Esta trilogía es una de las más exitosas de Netflix.
NetflixCansada de las historias de "vampiros y hombres lobo", la galesa Beth Reekles se dispuso, con tan sólo 15 años, a escribir una novela de amor pero protagonizada por jóvenes comunes y corrientes. Así nació El stand de los besos, trilogía que lanzó en Wattpad y que Netflix, en 2018, decidió llevar a la pantalla.
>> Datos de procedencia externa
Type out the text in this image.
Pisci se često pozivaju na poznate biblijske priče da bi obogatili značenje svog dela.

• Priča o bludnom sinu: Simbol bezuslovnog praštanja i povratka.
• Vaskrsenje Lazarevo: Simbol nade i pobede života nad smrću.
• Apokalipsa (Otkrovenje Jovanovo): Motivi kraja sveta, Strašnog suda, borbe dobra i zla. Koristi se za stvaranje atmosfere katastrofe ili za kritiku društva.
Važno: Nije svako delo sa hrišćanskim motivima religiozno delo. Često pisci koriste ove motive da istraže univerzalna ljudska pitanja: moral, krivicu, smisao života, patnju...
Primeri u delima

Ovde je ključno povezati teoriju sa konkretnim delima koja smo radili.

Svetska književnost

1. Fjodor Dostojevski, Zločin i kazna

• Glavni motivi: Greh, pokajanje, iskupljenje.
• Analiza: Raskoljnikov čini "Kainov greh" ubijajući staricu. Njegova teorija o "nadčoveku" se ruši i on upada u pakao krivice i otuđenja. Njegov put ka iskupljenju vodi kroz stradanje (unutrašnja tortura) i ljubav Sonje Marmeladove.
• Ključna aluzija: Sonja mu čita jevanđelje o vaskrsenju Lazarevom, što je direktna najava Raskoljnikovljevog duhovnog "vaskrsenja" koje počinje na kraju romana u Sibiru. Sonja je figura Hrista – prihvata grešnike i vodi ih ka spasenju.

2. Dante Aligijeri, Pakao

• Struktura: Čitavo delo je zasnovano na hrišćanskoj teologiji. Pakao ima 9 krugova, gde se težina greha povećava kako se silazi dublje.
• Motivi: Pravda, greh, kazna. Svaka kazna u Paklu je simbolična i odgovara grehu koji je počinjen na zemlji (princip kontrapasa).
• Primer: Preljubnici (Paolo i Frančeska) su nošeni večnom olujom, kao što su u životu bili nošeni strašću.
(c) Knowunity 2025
La trilogía se centra en Elle Evans, una adolescente que acaba de desarrollarse físicamente y que nunca ha besado a nadie. Elle nació el mismo día que su mejor amigo, Lee Flynn, con el cual tiene una relación muy estrecha porque sus madres también son íntimas amigas. Ambos tienen un pacto de amistad con ciertas normas que seguir, entre las que se incluye que ella no se enrolle con el hermano de él. Esto supondrá un problema cuando este, que además es el chico popular del Instituto al que ninguna chica se le resiste, fije su atención en Elle, quien no es inmune a sus encantos.
Mirá el tráiler de El stand de los besos, el primer film de la trilogía original de Netflix
Mientras que el primer libro presenta a los personajes, en el segundo y el tercero los personajes atraviesan los cambios típicos de la adolescencia, viviendo intensos veranos juntos y preparándose para dar el gran paso: la Universidad.
Si bien la crítica vapuleó las tres cintas, dándole entre 17 y 29% de aprobación a la trilogía en Rotten Tomatoes (siendo la primera la de peor puntaje y la 2 la de mejor puntaje), lo cierto es que El stand de los besos es una gran opción para quienes buscan contenidos ligeros y plagados de clichés del género romántico juvenil. Sí, en estas tres películas no encontrarás más que enredos y desafíos adolescentes.
Cabe destacar que esta exitosa trilogía, fue uno de los primeros roles de Jacob Elordi que comenzaba, aquí, a posicionarse como un galán adolescente, mote que aún hoy lleva y que, para muchos, disminuye su gran talento.